Dr. Campbell: Foods that make the best bedtime snacks

RALEIGH, N.C. (WNCN) – Many of us are working longer hours and often bringing work home with us. In many cases, we stay up later than normal and run to the kitchen on the way to bed to grab a quick snack.

Most of our late night choices—ice cream, chips, cookies, sweets—can have negative health effects. Now neuroscientists from Texas A&M University say that certain foods may actually encourage a good night’s sleep.

Getting a good night’s sleep is tied to a number of important health benefits such as clarity of thoughts, quicker reflexes, and an improved mood. Lack of sleep can have significant negative health consequences such as an out-of-whack appetite that can lead to weight gain and late night snacking.

When we want to stay up later to work and push through for another hour, many people seek high-energy foods, particularly those high in fat and protein. These foods, when consumed in the morning, prepare our bodies for the day ahead and jump start our metabolism, helping us wake up ready for the day.

When we eat these same foods late at night, they have a similar effect and this can prevent us from getting restful sleep (instead of allowing our bodies to wind down for the night). Fat should be avoided—these foods take a long time to digest which keeps the body awake throughout the digestion process. These foods also promote inflammation—inflammation is associated with heart and vascular disease.

We can make healthier late night choices that may both satisfy late night hunger and promote a good night’s sleep. Foods such as milk, turkey and hazelnuts are good choices. They are high in a chemical called tryptophan, which helps the body sleep. Some nutritionists believe that fruits like cherries, bananas and pineapples can increase the production of melatonin, the body’s natural sleep hormone because it signals that it’s time to sleep. Fruit in general is a good choice for a bedtime snack as most are low in calories and low in fat.

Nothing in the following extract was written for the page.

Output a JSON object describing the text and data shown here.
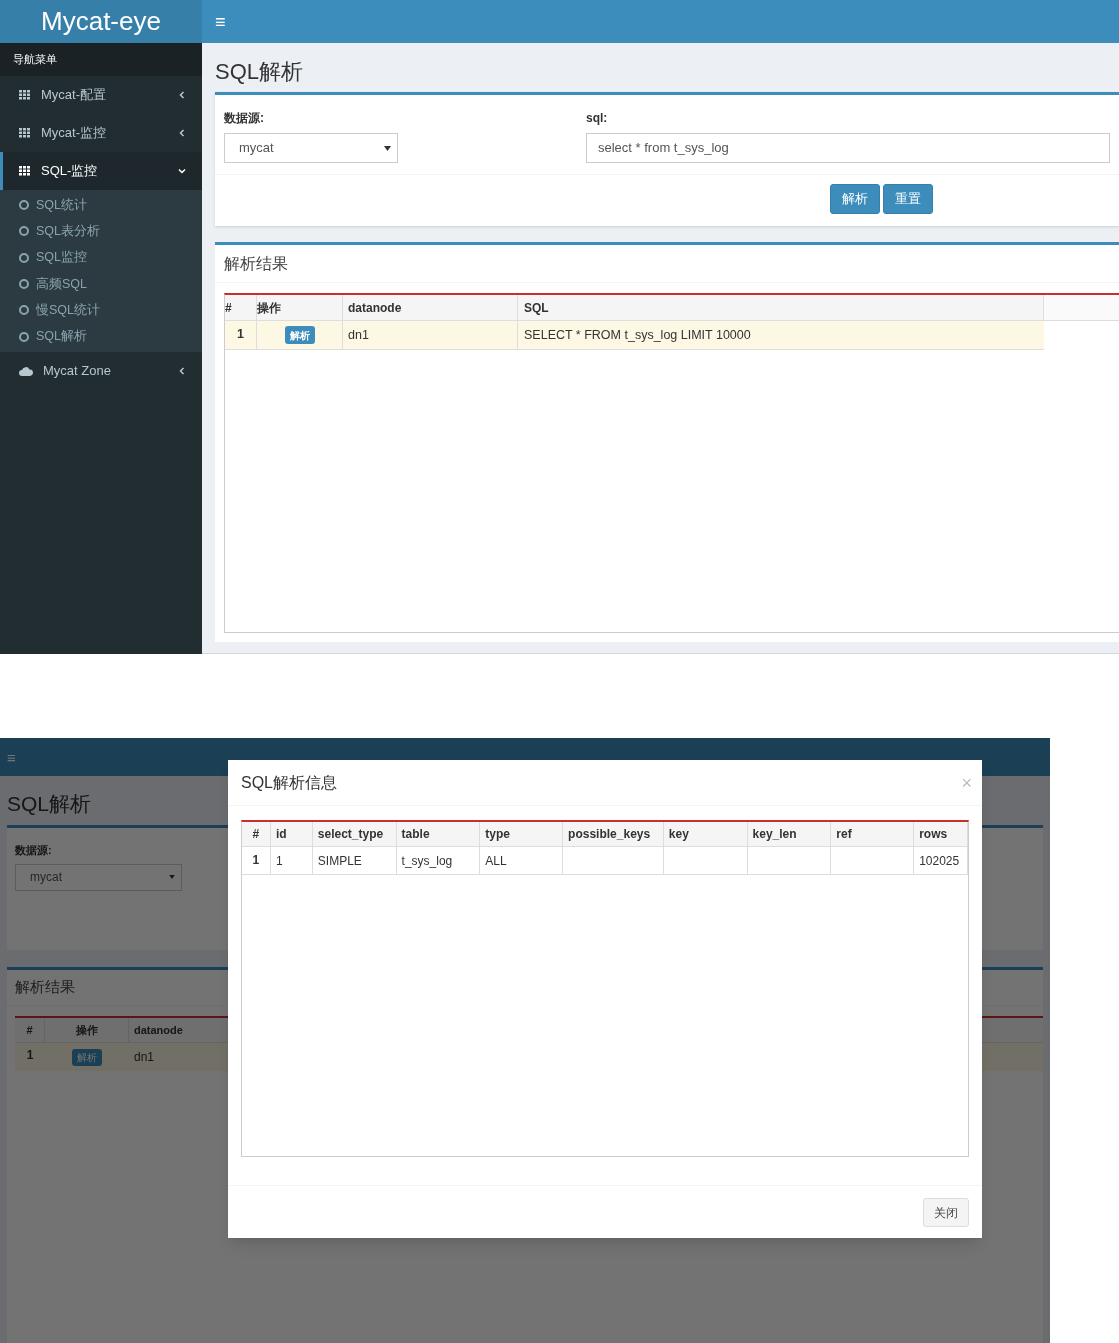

Here are some quick tips for nighttime eating:

– Focus on foods that contain tryptophan (like turkey, eggs and milk), which can help promote      sleep.

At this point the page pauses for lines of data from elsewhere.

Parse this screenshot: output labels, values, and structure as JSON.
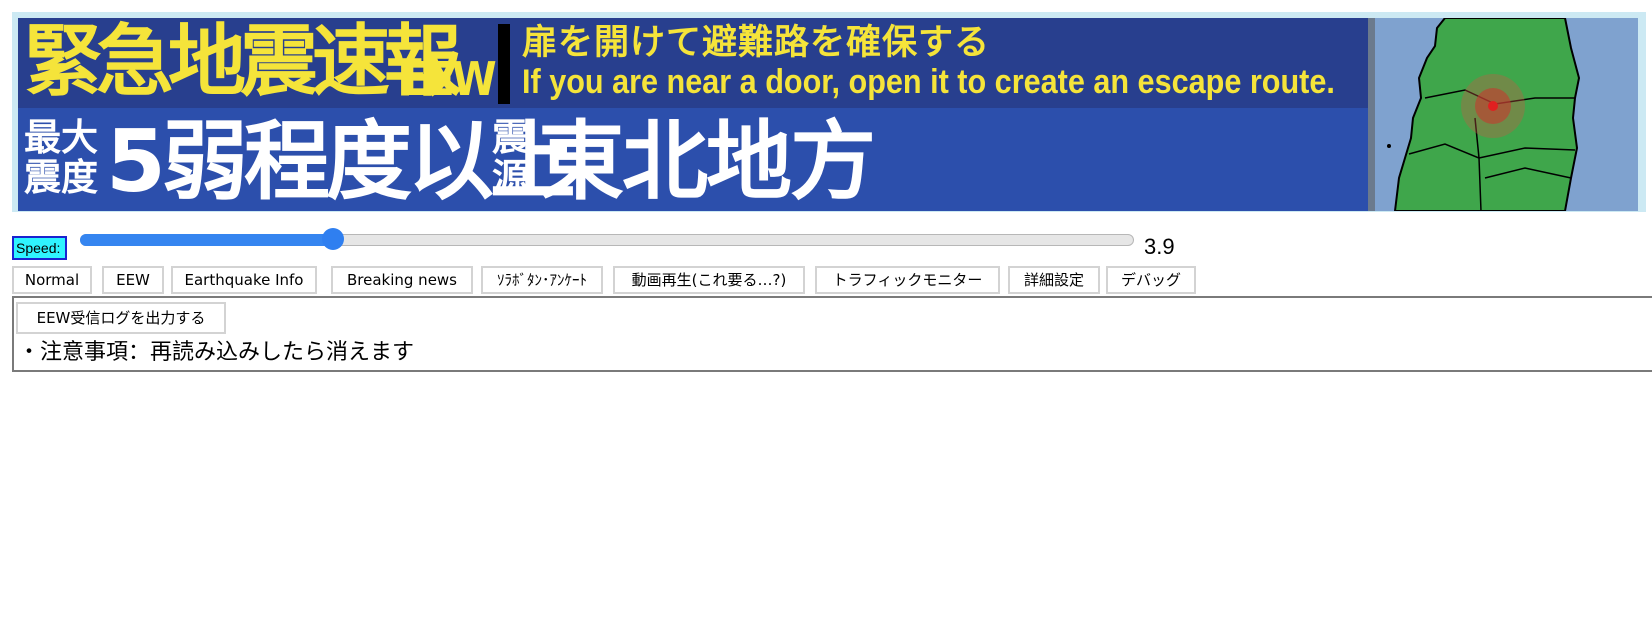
{
  "banner": {
    "title": "緊急地震速報",
    "title_abbr": "EEW",
    "instruction_ja": "扉を開けて避難路を確保する",
    "instruction_en": "If you are near a door, open it to create an escape route.",
    "max_intensity_label": "最大震度",
    "max_intensity_value": "5弱程度以上",
    "epicenter_label": "震源",
    "epicenter_value": "東北地方",
    "colors": {
      "top_band": "#283f8e",
      "bottom_band": "#2c4fac",
      "headline_text": "#f5e43a",
      "value_text": "#ffffff",
      "map_sea": "#7fa2cf",
      "map_land": "#3fa64b"
    },
    "map_icon": "tohoku-map-with-epicenter-marker"
  },
  "speed": {
    "label": "Speed:",
    "value": "3.9",
    "fraction": 0.24
  },
  "tabs": [
    {
      "label": "Normal"
    },
    {
      "label": "EEW"
    },
    {
      "label": "Earthquake Info"
    },
    {
      "label": "Breaking news"
    },
    {
      "label": "ｿﾗﾎﾞﾀﾝ･ｱﾝｹｰﾄ"
    },
    {
      "label": "動画再生(これ要る…?)"
    },
    {
      "label": "トラフィックモニター"
    },
    {
      "label": "詳細設定"
    },
    {
      "label": "デバッグ"
    }
  ],
  "panel": {
    "log_button_label": "EEW受信ログを出力する",
    "notice": "・注意事項：再読み込みしたら消えます"
  }
}
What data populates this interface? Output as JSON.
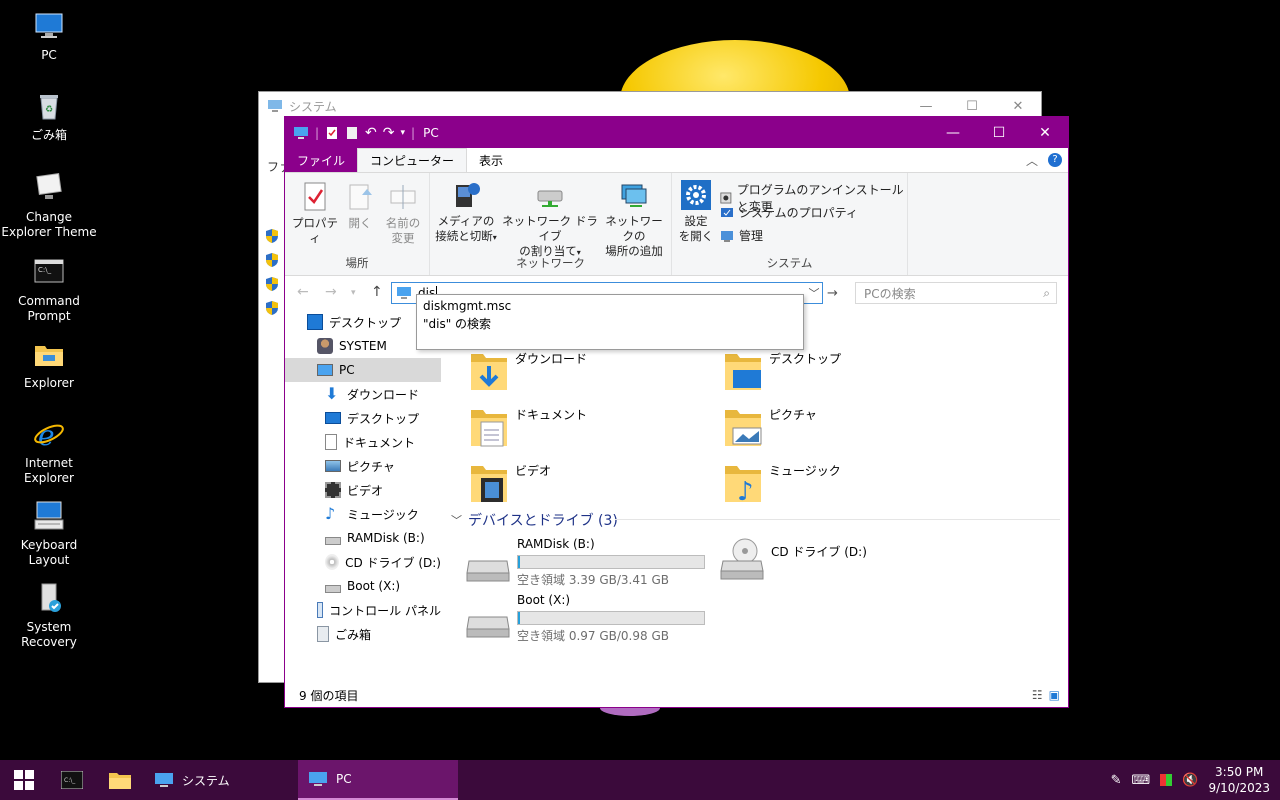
{
  "desktop": {
    "icons": [
      "PC",
      "ごみ箱",
      "Change Explorer Theme",
      "Command Prompt",
      "Explorer",
      "Internet Explorer",
      "Keyboard Layout",
      "System Recovery"
    ]
  },
  "back_window": {
    "title": "システム",
    "tab_label": "ファ"
  },
  "window": {
    "title": "PC",
    "accent_color": "#8b008b",
    "tabs": [
      "ファイル",
      "コンピューター",
      "表示"
    ],
    "ribbon": {
      "location_group": {
        "label": "場所",
        "properties": "プロパティ",
        "open": "開く",
        "rename_line1": "名前の",
        "rename_line2": "変更"
      },
      "network_group": {
        "label": "ネットワーク",
        "media_line1": "メディアの",
        "media_line2": "接続と切断",
        "map_line1": "ネットワーク ドライブ",
        "map_line2": "の割り当て",
        "add_line1": "ネットワークの",
        "add_line2": "場所の追加"
      },
      "system_group": {
        "label": "システム",
        "settings_line1": "設定",
        "settings_line2": "を開く",
        "uninstall": "プログラムのアンインストールと変更",
        "system_properties": "システムのプロパティ",
        "manage": "管理"
      }
    },
    "address": {
      "value": "dis"
    },
    "search": {
      "placeholder": "PCの検索"
    },
    "autocomplete": [
      "diskmgmt.msc",
      "\"dis\" の検索"
    ],
    "nav": [
      "デスクトップ",
      "SYSTEM",
      "PC",
      "ダウンロード",
      "デスクトップ",
      "ドキュメント",
      "ピクチャ",
      "ビデオ",
      "ミュージック",
      "RAMDisk (B:)",
      "CD ドライブ (D:)",
      "Boot (X:)",
      "コントロール パネル",
      "ごみ箱"
    ],
    "folders": [
      "ダウンロード",
      "デスクトップ",
      "ドキュメント",
      "ピクチャ",
      "ビデオ",
      "ミュージック"
    ],
    "devices_header": "デバイスとドライブ (3)",
    "drives": [
      {
        "name": "RAMDisk (B:)",
        "free": "空き領域 3.39 GB/3.41 GB",
        "used_fraction": 0.006
      },
      {
        "name": "Boot (X:)",
        "free": "空き領域 0.97 GB/0.98 GB",
        "used_fraction": 0.01
      },
      {
        "name": "CD ドライブ (D:)"
      }
    ],
    "status": "9 個の項目"
  },
  "taskbar": {
    "apps": [
      "システム",
      "PC"
    ],
    "time": "3:50 PM",
    "date": "9/10/2023"
  }
}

– Eat a small portion of fruit.

– Avoid caffeine, alcohol and high-fat foods.

– If you have to eat right before bed, eat a small meal or snack.

The most important thing that we can do is to develop a daily routine that is consistent. Try not to skip meals during the day—this will limit nighttime cravings. Stick to a standard bedtime as much as you can. It is important for your health to have a consistent day-night rhythm.